Output Specification:
Print in a line all the indices of queries which correspond to “NOT a topological order”. The indices start from zero. All the numbers are separated by a space, and there must no extra space at the beginning or the end of the line.
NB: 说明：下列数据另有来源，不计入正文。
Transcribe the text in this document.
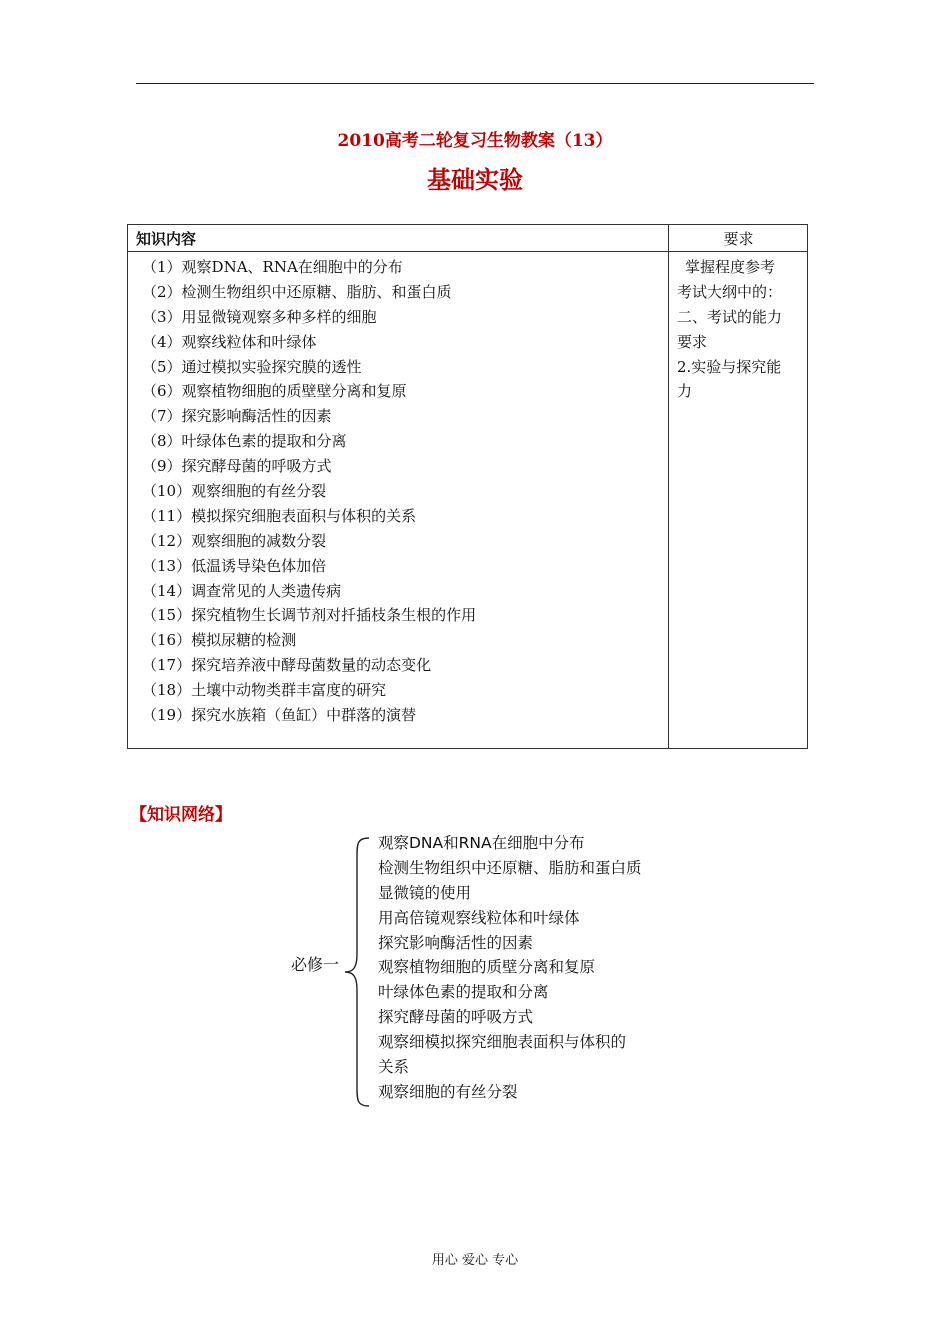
2010高考二轮复习生物教案（13）
基础实验
知识内容	要求
（1）观察DNA、RNA在细胞中的分布
（2）检测生物组织中还原糖、脂肪、和蛋白质
（3）用显微镜观察多种多样的细胞
（4）观察线粒体和叶绿体
（5）通过模拟实验探究膜的透性
（6）观察植物细胞的质壁壁分离和复原
（7）探究影响酶活性的因素
（8）叶绿体色素的提取和分离
（9）探究酵母菌的呼吸方式
（10）观察细胞的有丝分裂
（11）模拟探究细胞表面积与体积的关系
（12）观察细胞的减数分裂
（13）低温诱导染色体加倍
（14）调查常见的人类遗传病
（15）探究植物生长调节剂对扦插枝条生根的作用
（16）模拟尿糖的检测
（17）探究培养液中酵母菌数量的动态变化
（18）土壤中动物类群丰富度的研究
（19）探究水族箱（鱼缸）中群落的演替
掌握程度参考
考试大纲中的：
二、考试的能力
要求
2.实验与探究能
力
【知识网络】
必修一
观察DNA和RNA在细胞中分布
检测生物组织中还原糖、脂肪和蛋白质
显微镜的使用
用高倍镜观察线粒体和叶绿体
探究影响酶活性的因素
观察植物细胞的质壁分离和复原
叶绿体色素的提取和分离
探究酵母菌的呼吸方式
观察细模拟探究细胞表面积与体积的
关系
观察细胞的有丝分裂
用心 爱心 专心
It is graranteed that there is at least one answer.
Sample Input:
6 8
1 2
1 3
5 2
5 4
2 3
2 6
3 4
6 4
5
1 5 2 3 6 4
5 1 2 6 3 4
5 1 2 3 6 4
5 2 1 6 3 4
1 2 3 4 5 6
Sample Output:
3 4
題目大意:
輸入 N 個節點,M 條有向邊的有向圖,查詢 K 個序列,判斷所給序列是否為拓撲排序
輸出不是拓撲排序的序列号
設計思路:
- 儲存每個節點的入度
- 當到達某節點時,将此節點能到達的節點入度減 1
- 周遊所給序列節點時,有入度不為 0 的節點,說明不是拓撲排序
編譯器:C (gcc)
#include <stdio.h>
int graph[1010][1010] = {0}, cnt[1010] = {0};
int main(void)
{
int n, m, k;
int degree[1010] = {0};
int i, j, a, b;
scanf("%d %d", &n, &m);
for (i = 0; i < m; i++) {
scanf("%d%d", &a, &b);
graph[a][cnt[a]] = b;
cnt[a]++;
degree[b]++;
}
int t, space = 0, temp[1010];
scanf("%d", &k);
for (i = 0; i < k; i++) {
for (j = 1; j <= n; j++)
temp[j] = degree[j];
for (j = 0; j < n; j++) {
scanf("%d", &a);
if (temp[a] != 0) {
printf("%s%d", space == 1 ? " ": "", i);
space = 1;
for (j++; j < n; j++)
scanf("%d", &a);
break;
}
for (t = 0; t < cnt[a]; t++)
temp[graph[a][t]]--;
}
}
return 0;
}